ZIMBABWE’s gold deliveries increased 17% to 2.402 tonnes in October from 2.048 tonnes during the same period last year due to increased fuel allocations to miners and the drawing down of the Gold Development Initiative Fund, Business Times can report.
This is the first month in 2019 that gold deliveries have outweighed last year’s production on month on month comparison. Gold is now the highest single foreign currency earner, ahead of tobacco, but its subdued performance continues to shatter the country’s hope of turning around the economy. Gold contributes 38% of the country’s total earnings and more than 60% to the mining sector, the economy’s highest forex earning sector.
Fradreck Kunaka , the general manager of Fidelity Printers and Refiners, told Business Times that gold deliveries would have been high, had the authorities been provided fuel for the mining sector.
“In October gold deliveries went up 17% to 2.402 tonnes, from 2.048 tonnes delivered during the same period last year due to the massive fuel provisions by the monetary authorities, increase of gold centres across the country, and the drawing down of $150m the Gold Initiative Development Fund (GIDF),” Kunaka said. “Small scale miners contributed 1.54 tonnes while primary producers extracted 0.858 tonnes.
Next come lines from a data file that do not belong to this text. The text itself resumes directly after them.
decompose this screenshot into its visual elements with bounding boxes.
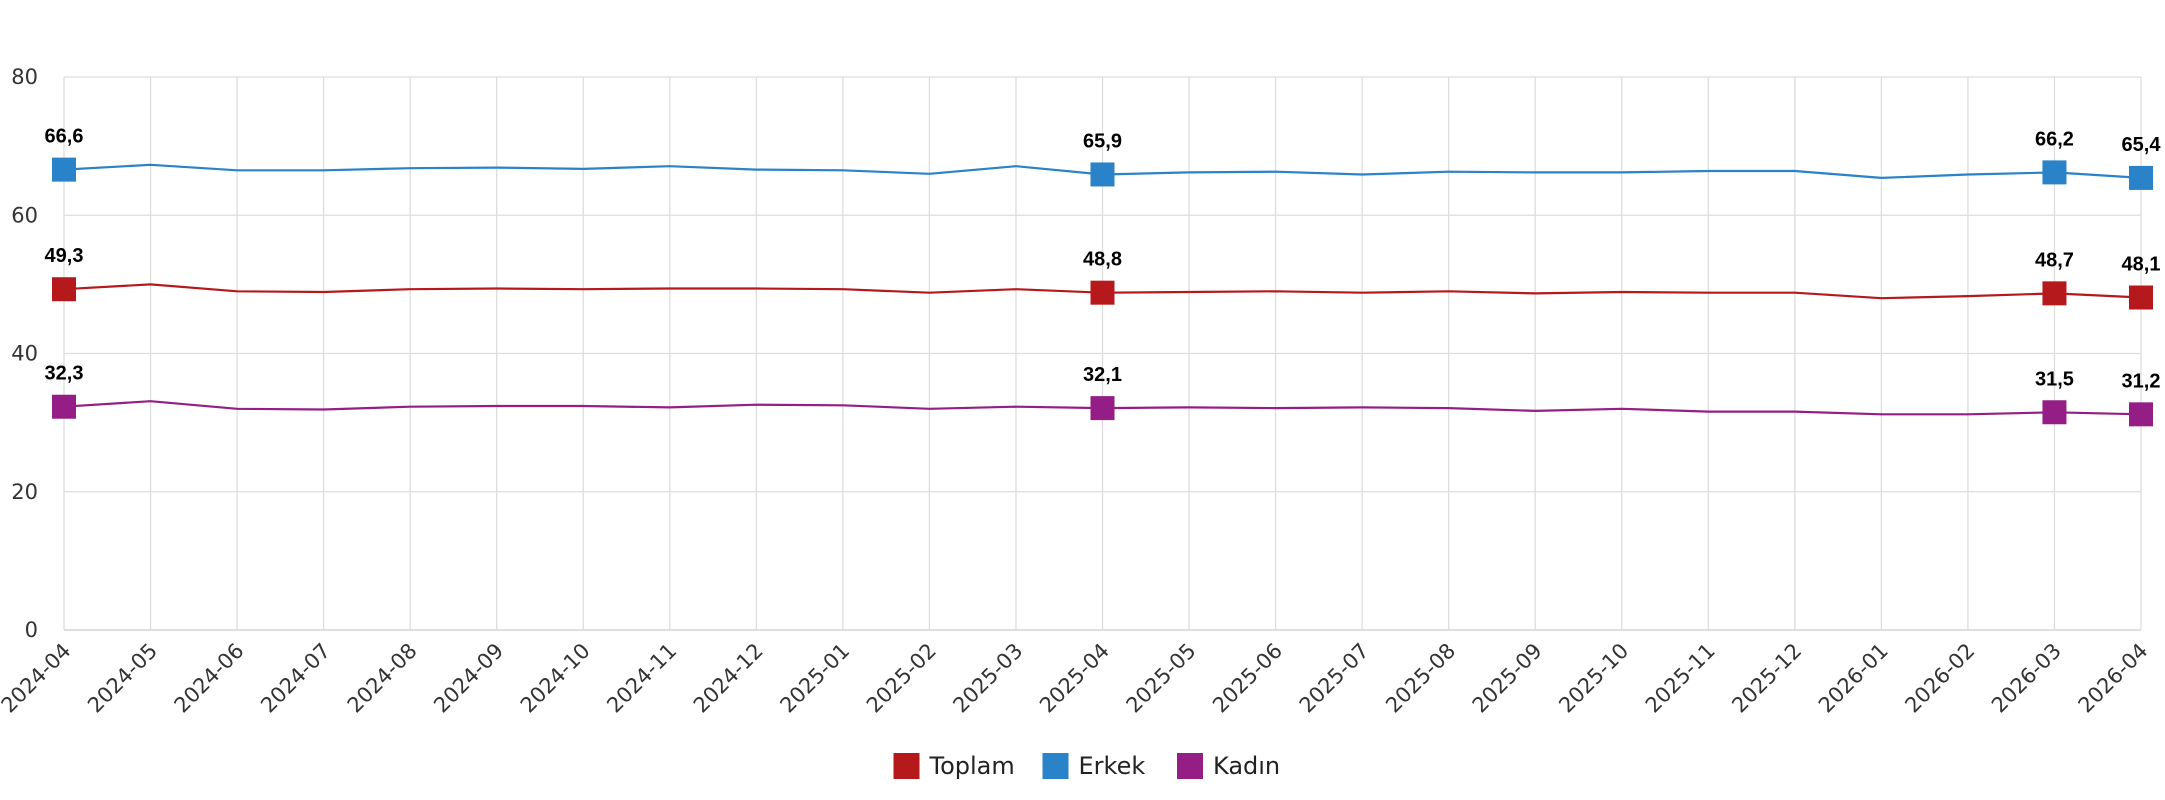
x-tick-label: 2026-02 [1900,639,1979,718]
legend-swatch [1177,753,1203,779]
data-point-marker [2042,281,2067,306]
data-label: 48,7 [2035,249,2074,271]
x-tick-label: 2025-04 [1035,639,1114,718]
data-point-marker [52,277,76,302]
data-label: 32,3 [45,363,84,385]
x-tick-label: 2025-05 [1122,639,1201,718]
x-tick-label: 2025-12 [1727,639,1806,718]
data-point-marker [1090,162,1115,187]
y-tick-label: 80 [11,65,38,89]
data-point-marker [1090,280,1115,305]
x-tick-label: 2026-03 [1987,639,2066,718]
x-tick-label: 2025-01 [775,639,854,718]
x-tick-label: 2024-07 [256,639,335,718]
legend-label: Kadın [1213,752,1280,780]
x-tick-label: 2025-09 [1468,639,1547,718]
data-label: 66,6 [45,126,84,148]
y-tick-label: 20 [11,480,38,504]
data-point-marker [1090,396,1115,421]
data-label: 31,2 [2122,370,2161,392]
data-label: 65,4 [2122,134,2162,156]
legend-label: Erkek [1079,752,1146,780]
legend-item[interactable]: Kadın [1177,752,1280,780]
data-point-marker [2042,160,2067,185]
data-label: 66,2 [2035,128,2074,150]
x-tick-label: 2024-04 [0,639,76,718]
x-tick-label: 2025-07 [1295,639,1374,718]
x-tick-label: 2025-08 [1381,639,1460,718]
data-point-marker [2129,402,2153,427]
legend-swatch [893,753,920,779]
data-label: 32,1 [1083,364,1122,386]
data-label: 48,1 [2122,254,2161,276]
data-label: 49,3 [45,245,84,267]
x-tick-label: 2025-03 [948,639,1027,718]
x-tick-label: 2026-01 [1814,639,1893,718]
data-point-marker [2129,165,2153,190]
legend-item[interactable]: Toplam [893,752,1015,780]
y-tick-label: 40 [11,342,38,366]
series-layer [52,157,2153,427]
data-label: 65,9 [1083,130,1122,152]
legend-item[interactable]: Erkek [1042,752,1146,780]
x-tick-label: 2024-12 [689,639,768,718]
x-tick-label: 2025-10 [1554,639,1633,718]
legend: Toplam Erkek Kadın [893,752,1280,780]
data-point-marker [52,157,76,182]
data-label: 31,5 [2035,368,2074,390]
x-tick-label: 2024-09 [429,639,508,718]
data-label-layer: 49,3 48,8 48,7 48,1 66,6 65,9 66,2 65,4 32,3 32,1… [45,126,2162,393]
y-tick-label: 0 [25,618,38,642]
x-tick-label: 2024-08 [343,639,422,718]
x-tick-label: 2024-11 [602,639,681,718]
data-label: 48,8 [1083,249,1122,271]
legend-label: Toplam [929,752,1015,780]
data-point-marker [52,394,76,419]
data-point-marker [2042,400,2067,425]
x-tick-label: 2024-05 [83,639,162,718]
legend-swatch [1042,753,1069,779]
x-tick-label: 2026-04 [2074,639,2153,718]
x-tick-label: 2025-02 [862,639,941,718]
y-tick-label: 60 [11,203,38,227]
x-tick-label: 2025-11 [1641,639,1720,718]
data-point-marker [2129,285,2153,310]
x-tick-label: 2024-10 [516,639,595,718]
x-tick-label: 2025-06 [1208,639,1287,718]
x-tick-label: 2024-06 [170,639,249,718]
Meanwhile, during the same period last year small scale produced 1.19 tonnes against 0.84 tonnes.”
Cumulatively, gold deliveries decreased 23% to 23.03 tonnes during the first nine months of 2019 from 30.13 tonnes during the comparative period last year due to inappropriate ore hoisting machinery from the deep mine shafts. Until the October haul, gold deliveries have been on a decline due to foreign currency shortages, crippling power outages and poor mining policies.
Since 2017, Zimbabwe’s economy has been grappling with foreign currency shortages, inefficient mining and processing technologies. Experts say the reduction of the forex retention levels by the Reserve Bank of Zimbabwe to 55 percent from 70 percent seemed to have worsened the situation, creating arbitrage opportunities for miners who are smuggling gold to South Africa.
Last week, Finance Minister Mthuli Ncube said close to 34 tonnes of gold were smuggled to the Rand Refinery in Cape Town, with South African authorities beneficiating gold into posh jewellery. Experts say the leakages will have a negative impact to the already fragile economy as gold is the most liquid commodity in the world.
Kunaka said the sharp decline in gold deliveries during the second quarter acted as a stumbling block in attaining the set target.
“The decline was mainly because of power outages which intensified during the month of June, inefficient mining and processing technologies in use, inappropriate mining methodologies especially at a time when most mines have deepened beyond 30 metres and inappropriate ore hoisting machinery from the deep mine shafts,” he said. “However, even if we fail to meet the set target, we project an increase in deliveries in this fourth quarter as artisanal and small scale miners are capacitated under the Gold Development Initiative Fund.”
Kunaka said the Fund aims at assisting miners in acquiring the appropriate mining equipment to enhance their gold production, thus increasing deliveries to Fidelity Printers and Refiners.
Irvine Chinyenze, the CEO of Gold Miners Association of Zimbabwe, said the monetary authorities should have increased forex retention rather than reducing it as it has fuelled smuggling and arbitrage opportunities.
“The facts that the monetary authorities have reduced forex retention to 55%, gold miners don’t have the appetite to sell their gold to Fidelity Printers and Refiners as there are better offers somewhere. The trick is that they should have raised forex retention to above 80% to woo miners,” Chinyenze said.
The government is planning to increase forex retention to 60% next year but the miners want retention to be above 70%. The monetary authorities argued that the remaining percentage will be used to import fuel, grain, medicines and fertilisers among other essentials. Some miners, especially large scale, are believed to be selling their gold to suspected smugglers to get more forex for their operations.
Industry experts say established mining companies with huge capital cannot be dominated by less organised small scale producers who do not have basic machinery for mining.
Zimbabwe is targeting 100 tonnes of gold per year by 2023, a figure which is expected to help the sector to earn US$12bn yearly but only if the forex retention threshold, other fundamentals and funding issues are addressed, according to industry executives. Gold is expected to contribute US$4bn by 2023.